Buying off-plan is also a good strategy as you can put down a deposit and as it takes a few years to take transfer, you can then enjoy the price escalations as the development matures, which means that the value of your unit appreciates at the same time. “If you have the means available to invest in more than five off-plan units, there are tax savings available, making the investments even more attractive.”

When taking risk into consideration, tenant profiling is key, said Pam Golding Properties. “Statistics show that the most reliable tenants are those in the R5,000 to R15,000 per month category. This means that from an investment perspective, properties that sell for between R1 million and R3 million are your best investments from a rental return perspective.

“A good way to get started is to try and find a sectional title unit with two bedrooms for under R1 million as there are no transfer duty costs. At this level, you should try to put down a deposit of R500,000 and gear the balance by way of a rental of at least R6,000 per month. If your rent just covers your costs – or is slightly lower than your costs – then you will enjoy the tax benefit.  Essentially, you now own an asset valued at R1 million, but you have only had to pay R500,000 for it,” said Reynolds.

You need to be able to cover mortgage repayments, building insurance premiums, and any necessary maintenance and if relevant, a letting agent’s fees.
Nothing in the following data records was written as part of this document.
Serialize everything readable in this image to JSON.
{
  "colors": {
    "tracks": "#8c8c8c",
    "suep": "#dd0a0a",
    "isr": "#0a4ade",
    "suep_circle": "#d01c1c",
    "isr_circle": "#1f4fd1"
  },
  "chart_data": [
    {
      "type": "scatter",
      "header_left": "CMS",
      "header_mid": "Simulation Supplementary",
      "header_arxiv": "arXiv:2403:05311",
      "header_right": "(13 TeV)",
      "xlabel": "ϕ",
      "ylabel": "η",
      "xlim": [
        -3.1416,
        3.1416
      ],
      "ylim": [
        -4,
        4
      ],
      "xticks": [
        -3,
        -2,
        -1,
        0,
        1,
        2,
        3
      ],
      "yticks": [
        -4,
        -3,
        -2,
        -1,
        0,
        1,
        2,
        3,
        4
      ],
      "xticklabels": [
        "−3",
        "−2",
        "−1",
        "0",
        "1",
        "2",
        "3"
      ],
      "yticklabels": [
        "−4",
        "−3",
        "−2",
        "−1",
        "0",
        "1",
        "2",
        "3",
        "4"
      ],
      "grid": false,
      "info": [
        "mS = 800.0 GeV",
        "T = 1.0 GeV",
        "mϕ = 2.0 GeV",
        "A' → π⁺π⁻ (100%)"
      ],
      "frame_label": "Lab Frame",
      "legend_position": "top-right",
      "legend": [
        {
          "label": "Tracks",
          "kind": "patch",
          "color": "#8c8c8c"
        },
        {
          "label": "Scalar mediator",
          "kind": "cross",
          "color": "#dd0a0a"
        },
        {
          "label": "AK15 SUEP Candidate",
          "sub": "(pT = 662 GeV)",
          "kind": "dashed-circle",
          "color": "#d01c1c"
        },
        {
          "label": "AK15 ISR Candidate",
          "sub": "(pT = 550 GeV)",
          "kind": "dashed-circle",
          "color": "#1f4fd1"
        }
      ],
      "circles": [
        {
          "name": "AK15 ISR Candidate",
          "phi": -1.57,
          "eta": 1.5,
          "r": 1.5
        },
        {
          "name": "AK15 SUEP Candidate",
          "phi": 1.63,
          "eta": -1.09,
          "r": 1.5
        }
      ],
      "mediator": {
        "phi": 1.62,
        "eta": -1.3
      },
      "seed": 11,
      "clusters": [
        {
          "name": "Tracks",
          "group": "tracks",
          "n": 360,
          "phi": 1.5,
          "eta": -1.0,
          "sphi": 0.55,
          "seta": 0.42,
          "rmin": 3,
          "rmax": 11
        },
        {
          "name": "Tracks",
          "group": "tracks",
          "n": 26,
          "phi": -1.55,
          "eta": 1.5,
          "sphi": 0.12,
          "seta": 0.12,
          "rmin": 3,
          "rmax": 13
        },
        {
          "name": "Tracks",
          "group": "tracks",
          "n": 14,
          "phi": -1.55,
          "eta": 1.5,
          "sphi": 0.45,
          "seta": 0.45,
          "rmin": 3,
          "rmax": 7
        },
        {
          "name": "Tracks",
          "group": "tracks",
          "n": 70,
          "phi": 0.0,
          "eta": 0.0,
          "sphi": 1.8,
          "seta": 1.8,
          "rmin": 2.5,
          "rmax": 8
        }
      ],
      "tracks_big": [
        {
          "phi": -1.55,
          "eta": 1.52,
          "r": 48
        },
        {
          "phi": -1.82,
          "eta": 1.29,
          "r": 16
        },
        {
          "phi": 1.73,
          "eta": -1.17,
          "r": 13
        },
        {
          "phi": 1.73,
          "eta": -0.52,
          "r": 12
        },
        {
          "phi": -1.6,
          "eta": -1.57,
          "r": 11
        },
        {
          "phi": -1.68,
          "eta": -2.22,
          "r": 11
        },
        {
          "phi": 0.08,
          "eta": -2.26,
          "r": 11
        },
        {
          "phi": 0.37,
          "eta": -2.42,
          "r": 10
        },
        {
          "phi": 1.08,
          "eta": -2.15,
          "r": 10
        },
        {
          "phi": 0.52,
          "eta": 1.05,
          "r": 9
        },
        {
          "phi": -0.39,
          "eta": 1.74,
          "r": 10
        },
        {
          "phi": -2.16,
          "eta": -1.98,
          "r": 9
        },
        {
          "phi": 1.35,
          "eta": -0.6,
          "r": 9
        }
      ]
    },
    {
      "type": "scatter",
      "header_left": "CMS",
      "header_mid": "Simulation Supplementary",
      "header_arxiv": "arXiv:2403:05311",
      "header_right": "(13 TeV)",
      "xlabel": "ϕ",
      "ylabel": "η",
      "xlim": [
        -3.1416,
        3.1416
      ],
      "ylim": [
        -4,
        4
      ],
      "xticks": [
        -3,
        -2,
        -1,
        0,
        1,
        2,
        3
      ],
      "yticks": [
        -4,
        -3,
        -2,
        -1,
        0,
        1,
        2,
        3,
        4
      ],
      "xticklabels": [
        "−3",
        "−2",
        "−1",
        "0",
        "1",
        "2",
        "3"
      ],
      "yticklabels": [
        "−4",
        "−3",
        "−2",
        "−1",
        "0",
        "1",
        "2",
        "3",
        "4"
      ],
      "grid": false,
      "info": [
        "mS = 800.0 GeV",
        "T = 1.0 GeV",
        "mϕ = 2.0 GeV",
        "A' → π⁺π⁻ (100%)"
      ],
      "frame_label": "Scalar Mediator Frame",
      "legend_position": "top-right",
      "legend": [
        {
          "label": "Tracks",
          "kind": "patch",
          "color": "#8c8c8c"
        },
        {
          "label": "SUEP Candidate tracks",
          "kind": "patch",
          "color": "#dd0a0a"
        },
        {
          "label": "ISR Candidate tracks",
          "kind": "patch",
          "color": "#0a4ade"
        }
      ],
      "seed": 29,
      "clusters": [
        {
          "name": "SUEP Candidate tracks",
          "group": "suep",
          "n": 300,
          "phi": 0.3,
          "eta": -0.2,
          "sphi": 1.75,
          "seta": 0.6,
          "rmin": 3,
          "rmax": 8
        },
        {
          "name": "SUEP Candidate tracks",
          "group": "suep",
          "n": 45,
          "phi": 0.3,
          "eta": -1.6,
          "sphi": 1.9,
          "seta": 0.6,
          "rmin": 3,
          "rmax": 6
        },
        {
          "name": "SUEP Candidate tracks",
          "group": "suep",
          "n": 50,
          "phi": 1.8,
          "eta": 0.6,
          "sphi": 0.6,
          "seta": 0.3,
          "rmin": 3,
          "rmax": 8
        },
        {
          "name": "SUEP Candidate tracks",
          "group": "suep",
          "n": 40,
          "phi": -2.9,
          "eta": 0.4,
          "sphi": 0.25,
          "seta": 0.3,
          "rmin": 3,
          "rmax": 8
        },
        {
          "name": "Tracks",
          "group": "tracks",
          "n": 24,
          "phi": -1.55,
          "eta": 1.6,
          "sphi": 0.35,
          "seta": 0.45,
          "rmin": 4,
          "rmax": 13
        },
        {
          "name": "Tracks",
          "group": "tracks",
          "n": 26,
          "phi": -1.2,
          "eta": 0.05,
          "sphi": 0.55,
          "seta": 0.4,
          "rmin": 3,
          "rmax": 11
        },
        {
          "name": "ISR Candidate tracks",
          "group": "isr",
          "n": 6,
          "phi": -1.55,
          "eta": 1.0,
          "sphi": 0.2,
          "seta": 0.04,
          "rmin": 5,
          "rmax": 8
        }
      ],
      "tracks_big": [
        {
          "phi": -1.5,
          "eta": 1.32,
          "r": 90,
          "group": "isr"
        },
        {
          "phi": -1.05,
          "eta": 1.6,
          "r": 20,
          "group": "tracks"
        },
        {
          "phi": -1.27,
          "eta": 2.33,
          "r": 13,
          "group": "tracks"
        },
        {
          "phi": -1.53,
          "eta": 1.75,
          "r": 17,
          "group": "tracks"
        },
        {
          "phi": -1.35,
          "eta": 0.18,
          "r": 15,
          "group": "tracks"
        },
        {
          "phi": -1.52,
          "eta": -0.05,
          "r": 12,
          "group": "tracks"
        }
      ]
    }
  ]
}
“In time, your rent will escalate, and if you are able to pay in an extra amount of say R1,000 to R2,000 per month on your bond, you will very quickly reach a position that will enable you to leverage this asset and use this access facility to enable you to acquire your second sectional title unit.

“If you have been ‘overpaying’ on your bond each month, you will then be able to utilise this access facility to put down a deposit on your next apartment and then secure a tenant to pay your bond instalment on your second property.

“By applying this strategy, after an initial investment of R500,000 you may be able to acquire two or three units each valued at R1 million – R2 million over a few years, and suddenly you own an asset base of several million rand.

“As a small investor, this is the best way to get started as your risk is minimal, your borrowing needs are small, and if you ever need to quickly off-load a property, this price range is the easiest to sell.

“There is also an abundance of tenants in this price category, so there is very little risk of your property being vacant and costing you every month while you wait to place a tenant. Bear in mind, in residential property, location is always a critical factor. The smallest, average property in a sought-after area is likely to increase in value at the same rate as other properties,” said Reynolds.